Ao fim da reunião, este cavalheiro aproximou-se de Janet e disse:

- Permite-me acompanhá-la até sua casa, Janet?

Janet tomou-lhe o braço, "tão afetada e envergonhada quanto uma mocinha de dezesseis anos, sendo acompanhada pela primeira vez", como Anne relatou às meninas da Casa da Patty, algum tempo depois.

- Senhorita Shirley, permita-me apresentá-la ao senhor Douglas - ela disse, cerimoniosamente.

O senhor Douglas assentiu e comentou:

- Estive contemplando-a durante a reunião, senhorita, e pensando que adorável jovenzinha a senhorita é.

Noventa e nove pessoas entre cem teriam incomodado Anne amargamente se houvessem feito esse mesmo comentário.
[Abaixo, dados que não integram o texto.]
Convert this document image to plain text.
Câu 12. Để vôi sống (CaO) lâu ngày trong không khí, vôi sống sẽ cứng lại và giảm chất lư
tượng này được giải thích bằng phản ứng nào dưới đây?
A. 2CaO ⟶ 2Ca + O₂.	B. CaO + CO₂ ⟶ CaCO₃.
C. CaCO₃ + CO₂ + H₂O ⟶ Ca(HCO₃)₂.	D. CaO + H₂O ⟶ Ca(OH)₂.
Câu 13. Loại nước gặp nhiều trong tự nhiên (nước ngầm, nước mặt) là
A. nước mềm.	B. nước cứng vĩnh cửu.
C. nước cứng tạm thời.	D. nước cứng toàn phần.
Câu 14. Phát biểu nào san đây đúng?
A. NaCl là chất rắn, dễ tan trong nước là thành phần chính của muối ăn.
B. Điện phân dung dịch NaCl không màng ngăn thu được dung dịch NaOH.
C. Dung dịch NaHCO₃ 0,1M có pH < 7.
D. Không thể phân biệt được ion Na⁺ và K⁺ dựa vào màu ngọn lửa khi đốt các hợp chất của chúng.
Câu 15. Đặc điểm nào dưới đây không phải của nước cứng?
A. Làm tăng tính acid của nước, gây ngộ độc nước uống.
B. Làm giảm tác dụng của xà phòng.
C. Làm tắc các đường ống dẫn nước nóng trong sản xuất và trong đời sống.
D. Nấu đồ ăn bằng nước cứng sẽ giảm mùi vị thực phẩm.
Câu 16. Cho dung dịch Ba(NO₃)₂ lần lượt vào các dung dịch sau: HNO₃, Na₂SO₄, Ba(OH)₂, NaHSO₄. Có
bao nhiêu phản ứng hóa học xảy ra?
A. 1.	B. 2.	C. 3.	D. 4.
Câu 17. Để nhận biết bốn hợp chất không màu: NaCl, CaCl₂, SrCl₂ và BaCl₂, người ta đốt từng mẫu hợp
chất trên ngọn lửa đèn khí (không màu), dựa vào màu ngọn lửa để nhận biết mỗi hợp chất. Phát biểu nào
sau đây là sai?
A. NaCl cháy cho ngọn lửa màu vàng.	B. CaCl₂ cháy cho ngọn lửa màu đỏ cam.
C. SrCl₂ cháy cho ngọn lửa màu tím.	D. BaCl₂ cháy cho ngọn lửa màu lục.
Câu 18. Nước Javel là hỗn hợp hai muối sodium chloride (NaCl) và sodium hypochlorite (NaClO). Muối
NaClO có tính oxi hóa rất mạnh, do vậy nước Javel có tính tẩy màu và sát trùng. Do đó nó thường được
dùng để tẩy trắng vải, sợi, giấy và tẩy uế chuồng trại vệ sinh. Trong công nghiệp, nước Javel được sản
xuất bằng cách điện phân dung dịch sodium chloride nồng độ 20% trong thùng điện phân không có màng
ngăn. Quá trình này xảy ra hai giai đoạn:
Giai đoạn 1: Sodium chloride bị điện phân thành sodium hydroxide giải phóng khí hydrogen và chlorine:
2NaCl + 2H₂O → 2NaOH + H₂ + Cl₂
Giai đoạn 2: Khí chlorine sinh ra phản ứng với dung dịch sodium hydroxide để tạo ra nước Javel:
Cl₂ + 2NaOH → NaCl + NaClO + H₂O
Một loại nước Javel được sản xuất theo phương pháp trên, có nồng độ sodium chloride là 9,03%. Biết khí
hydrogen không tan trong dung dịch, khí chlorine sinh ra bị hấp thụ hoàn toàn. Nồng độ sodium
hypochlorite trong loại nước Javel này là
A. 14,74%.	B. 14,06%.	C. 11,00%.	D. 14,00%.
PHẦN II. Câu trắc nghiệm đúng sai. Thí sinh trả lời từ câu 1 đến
Porém, o tom usado pelo senhor Douglas ao proferir essas palavras fizeram-na sentir que havia recebido honesto e sincero elogio. Ela sorriu de forma apreciativa e seguiu-os amavelmente pela estrada iluminada pela luz do luar.

Então Janet tinha um pretendente! Anne ficara encantada. Certamente ela seria uma esposa exemplar: alegre, econômica, tolerante, além de ser uma cozinheira de mão cheia! Seria um enorme desperdício se ela terminasse a vida solteira.

- John Douglas pediu-me que te levasse para conhecer a mãe dele - ela anunciou, no dia seguinte. - Na maior parte do tempo, ela fica em cima de uma cama e nunca sai de casa; porém, adora ter companhia e sempre quer conhecer minhas pensionistas. Você pode ir comigo esta tarde?

Anne concordou, mas na tarde daquele mesmo dia, o próprio senhor Douglas veio fazer o convite à Anne em nome de sua mãe, para que ambas fossem tomar o chá com ela no sábado à tarde.

- Ah, por que não usa aquele seu belo vestido bordado, que você usou na reunião de oração? - perguntou Anne, enquanto saíam de casa. Era um dia quente e a pobre Janet, entre sua empolgação e seu pesado vestido preto de casimira, parecia estar sendo assada viva.

- Temo que a velha senhora Douglas pense que sou terrivelmente fútil e inadequada. Mas John gosta tanto daquele vestido... - considerou, pensativa.

A antiga propriedade dos Douglas ficava a menos de um quilômetro de distância de Wayside, no topo de uma colina, onde ventava muito. A casa em si era grande e confortável, e também antiga o bastante para ser digna e cercada por um bosque de bordos e pomares. Nos fundos, ficavam os celeiros, espaçosos e bem cuidados, e todo o conjunto indicava prosperidade, Anne ponderou que, quaisquer que fossem as dificuldades que marcaram aquela paciente resignação no semblante do senhor Douglas, nada tinha a ver com dívidas e credores.